Matters of land classification or reclassification cannot be assumed; they call for proof.[14] To prove that the land subject of an application for registration is alienable, an applicant must conclusively establish the existence of a positive act of the government, such as any of the following: a presidential proclamation or an executive order; other administrative actions; investigation reports of the Bureau of Lands investigator; or a legislative act or statute.[15] The applicant may also secure a certification from the government that the lands applied for are alienable and disposable.[16]

Previously, a certification from the DENR that a lot was alienable and disposable was sufficient to establish the true nature and character of the property and enjoyed the presumption of regularity in the absence of contradictory evidence.[17]

However, in Republic v. T.A.N. Properties, Inc.,[18] the Supreme Court overturned the grant by the lower courts of an original application for registration over a parcel of land in Batangas and ruled that a CENRO certification is not enough to certify that a land is alienable and disposable:

Further, it is not enough for the PENRO or CENRO to certify

that a land is alienable and disposable.

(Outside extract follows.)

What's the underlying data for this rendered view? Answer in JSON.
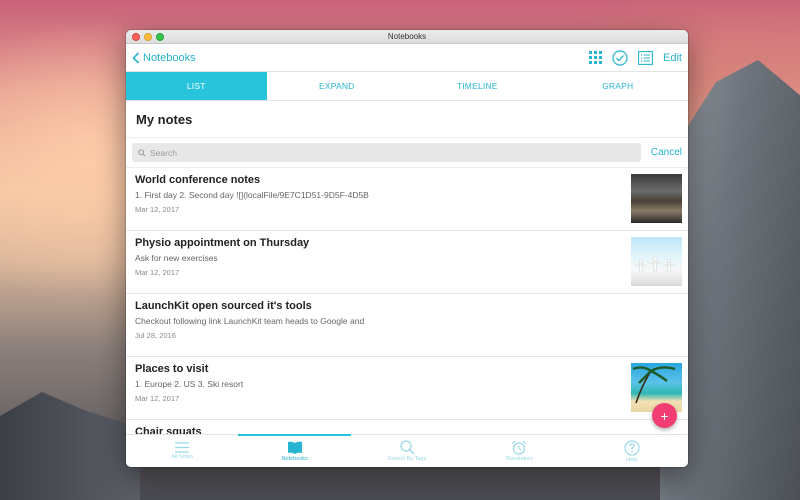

The applicant for land registration must prove that the DENR Secretary had approved the land classification and released the land of the public domain as alienable and disposable, and that the land subject of the application for registration falls within the approved area per verification through survey by the PENRO or CENRO. In addition, the applicant for land registration must present a copy of the original classification approved by the DENR Secretary and certified as a true copy by the legal custodian of the official records. These facts must be established to prove that the land is alienable and disposable. Respondent failed to do so because the certifications presented by respondent do not, by themselves, prove that the land is alienable and disposable. (Emphasis supplied) Thus, as it now stands, aside from a CENRO certification, an application for

original registration of title over a parcel of land must be accompanied by a copy of the original classification approved by the DENR Secretary and certified as a true copy by the legal custodian of the official records in order to establish that the land indeed is alienable and disposable.[19]

To comply with the first requisite for an application for original registration of title under the Property Registration Decree, respondents Vegas should have submitted a CENRO certification and a certified true copy of the original classification by the DENR Secretary that the land is alienable and disposable, together with their application. However, as pointed out by the Court of Appeals, respondents Vegas failed to submit a CENRO certification -- much less an original classification by the DENR Secretary -- to prove that the land is classified as alienable and disposable land of the public domain.[20] If the stringent rule imposed in Republic v. T.A.N. Properties, Inc., is to be followed, the absence of these twin certifications justifies a denial of an application for registration. Significantly,

however, the Courts pronouncement in Republic v. T.A.N. Properties, Inc., was issued after the decisions of the trial court[21] and the appellate court[22] in this case.

Recently, however, in Republic v. Serrano,[23] the Court affirmed the findings of the trial and the appellate courts that the parcel of land subject of registration was alienable and disposable. The Court held that a DENR Regional Technical Directors certification, which is annotated on the subdivision plan submitted in evidence, constitutes substantial compliance with the legal requirement:

While Cayetano failed to submit any certification which would formally attest to the alienable and disposable character of the land applied for, the Certification by DENR Regional Technical Director Celso V. Loriega, Jr., as annotated on the subdivision plan submitted in evidence by Paulita, constitutes substantial compliance with the legal requirement. It clearly indicates that Lot 249 had been verified as belonging to the alienable and disposable area as early as July 18, 1925.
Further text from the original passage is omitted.